Bandit-Based Cluster Sampling

Updated 5 January 2026

Bandit-based cluster sampling is a framework that employs multi-armed bandit feedback to adaptively explore and recover latent clustering structures in sequential observation environments.
It leverages sequential probing with GLR tests and LUCB-style confidence bounds, guided by information-theoretic lower bounds dependent on cluster separations and sizes.
Applications span online clustering, federated best-arm identification, graph signal recovery, and robotic motion planning, achieving notable sample savings.

Bandit-based cluster sampling encompasses a class of algorithms and theoretical tools for efficient, adaptive identification of group structure in sequential observation environments, where the cost of probing a data source is comparable to multi-armed bandit (MAB) feedback.
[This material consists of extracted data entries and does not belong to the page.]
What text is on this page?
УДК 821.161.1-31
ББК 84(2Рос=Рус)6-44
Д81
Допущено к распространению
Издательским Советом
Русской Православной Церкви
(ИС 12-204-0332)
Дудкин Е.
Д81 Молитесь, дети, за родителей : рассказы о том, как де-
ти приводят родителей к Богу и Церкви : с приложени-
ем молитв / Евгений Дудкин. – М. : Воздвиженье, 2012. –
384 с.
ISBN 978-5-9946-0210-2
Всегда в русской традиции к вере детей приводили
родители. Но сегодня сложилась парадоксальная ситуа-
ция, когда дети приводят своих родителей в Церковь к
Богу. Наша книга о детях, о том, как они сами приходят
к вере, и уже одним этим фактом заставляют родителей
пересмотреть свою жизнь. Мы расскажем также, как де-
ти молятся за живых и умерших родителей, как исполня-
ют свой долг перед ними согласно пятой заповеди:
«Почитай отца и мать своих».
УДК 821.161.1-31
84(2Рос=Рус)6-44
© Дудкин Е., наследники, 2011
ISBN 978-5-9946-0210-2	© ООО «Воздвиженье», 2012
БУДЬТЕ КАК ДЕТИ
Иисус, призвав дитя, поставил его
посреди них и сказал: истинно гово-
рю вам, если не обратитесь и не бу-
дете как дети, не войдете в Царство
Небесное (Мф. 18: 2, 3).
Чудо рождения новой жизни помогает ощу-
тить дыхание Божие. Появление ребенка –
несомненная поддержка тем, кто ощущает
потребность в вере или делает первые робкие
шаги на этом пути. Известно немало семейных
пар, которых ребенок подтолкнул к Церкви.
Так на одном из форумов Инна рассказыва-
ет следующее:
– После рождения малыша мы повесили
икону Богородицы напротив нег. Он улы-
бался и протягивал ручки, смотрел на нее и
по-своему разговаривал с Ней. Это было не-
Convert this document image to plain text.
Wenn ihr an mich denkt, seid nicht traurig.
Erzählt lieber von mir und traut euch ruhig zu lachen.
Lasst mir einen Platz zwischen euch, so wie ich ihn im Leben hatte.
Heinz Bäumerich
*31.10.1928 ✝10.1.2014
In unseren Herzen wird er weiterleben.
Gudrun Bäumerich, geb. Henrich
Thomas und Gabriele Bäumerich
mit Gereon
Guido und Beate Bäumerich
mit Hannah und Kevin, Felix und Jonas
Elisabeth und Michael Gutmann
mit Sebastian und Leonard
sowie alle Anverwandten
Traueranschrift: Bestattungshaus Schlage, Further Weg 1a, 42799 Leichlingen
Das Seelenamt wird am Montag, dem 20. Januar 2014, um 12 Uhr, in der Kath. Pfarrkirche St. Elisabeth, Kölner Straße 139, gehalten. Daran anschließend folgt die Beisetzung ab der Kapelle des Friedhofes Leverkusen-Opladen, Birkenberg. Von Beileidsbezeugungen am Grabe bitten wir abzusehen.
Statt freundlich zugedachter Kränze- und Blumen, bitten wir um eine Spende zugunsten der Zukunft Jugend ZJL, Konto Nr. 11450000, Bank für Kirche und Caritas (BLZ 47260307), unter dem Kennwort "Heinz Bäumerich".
This paradigm appears across online clustering, sublinear graph signal recovery, pure-exploration federated learning, reward-dependent planning, and active unsupervised learning, with the core methodological challenge being to minimize the sample or communication budget required for discovering latent partitions while satisfying high-probability correctness constraints.

1. Formal Frameworks: Bandit-Based Clustering Paradigms

Bandit-based cluster sampling formulations are typically characterized by:

Unknown Latent Partition: A set of arms/items/sources, each associated with a (possibly high-dimensional) mean parameter, are grouped into disjoint or overlapping clusters, determined either by equality of means or proximity under a distance metric (Thuot et al., 2024, Yang et al., 2022, Chandran et al., 20 Jan 2025).
Sequential, Adaptive Probing: At each round, the learner selects a source (and possibly sub-source or feature), obtains a noisy observation, and adaptively updates sampling strategies.
Fixed-Confidence Objectives: The learner must, with probability at least $1-\delta$ (“ $\delta$ -PAC”), output the true clustering (up to label permutation) or cluster-specific structure (e.g., best arm per cluster) using the fewest samples/arm-pulls (Yang et al., 2022, Yash et al., 15 May 2025, Thuot et al., 2024).
Information-Theoretic Lower Bounds: The minimal achievable sample complexity is governed by intrinsic cluster separations, dimensionality, and minimal cluster size parameters.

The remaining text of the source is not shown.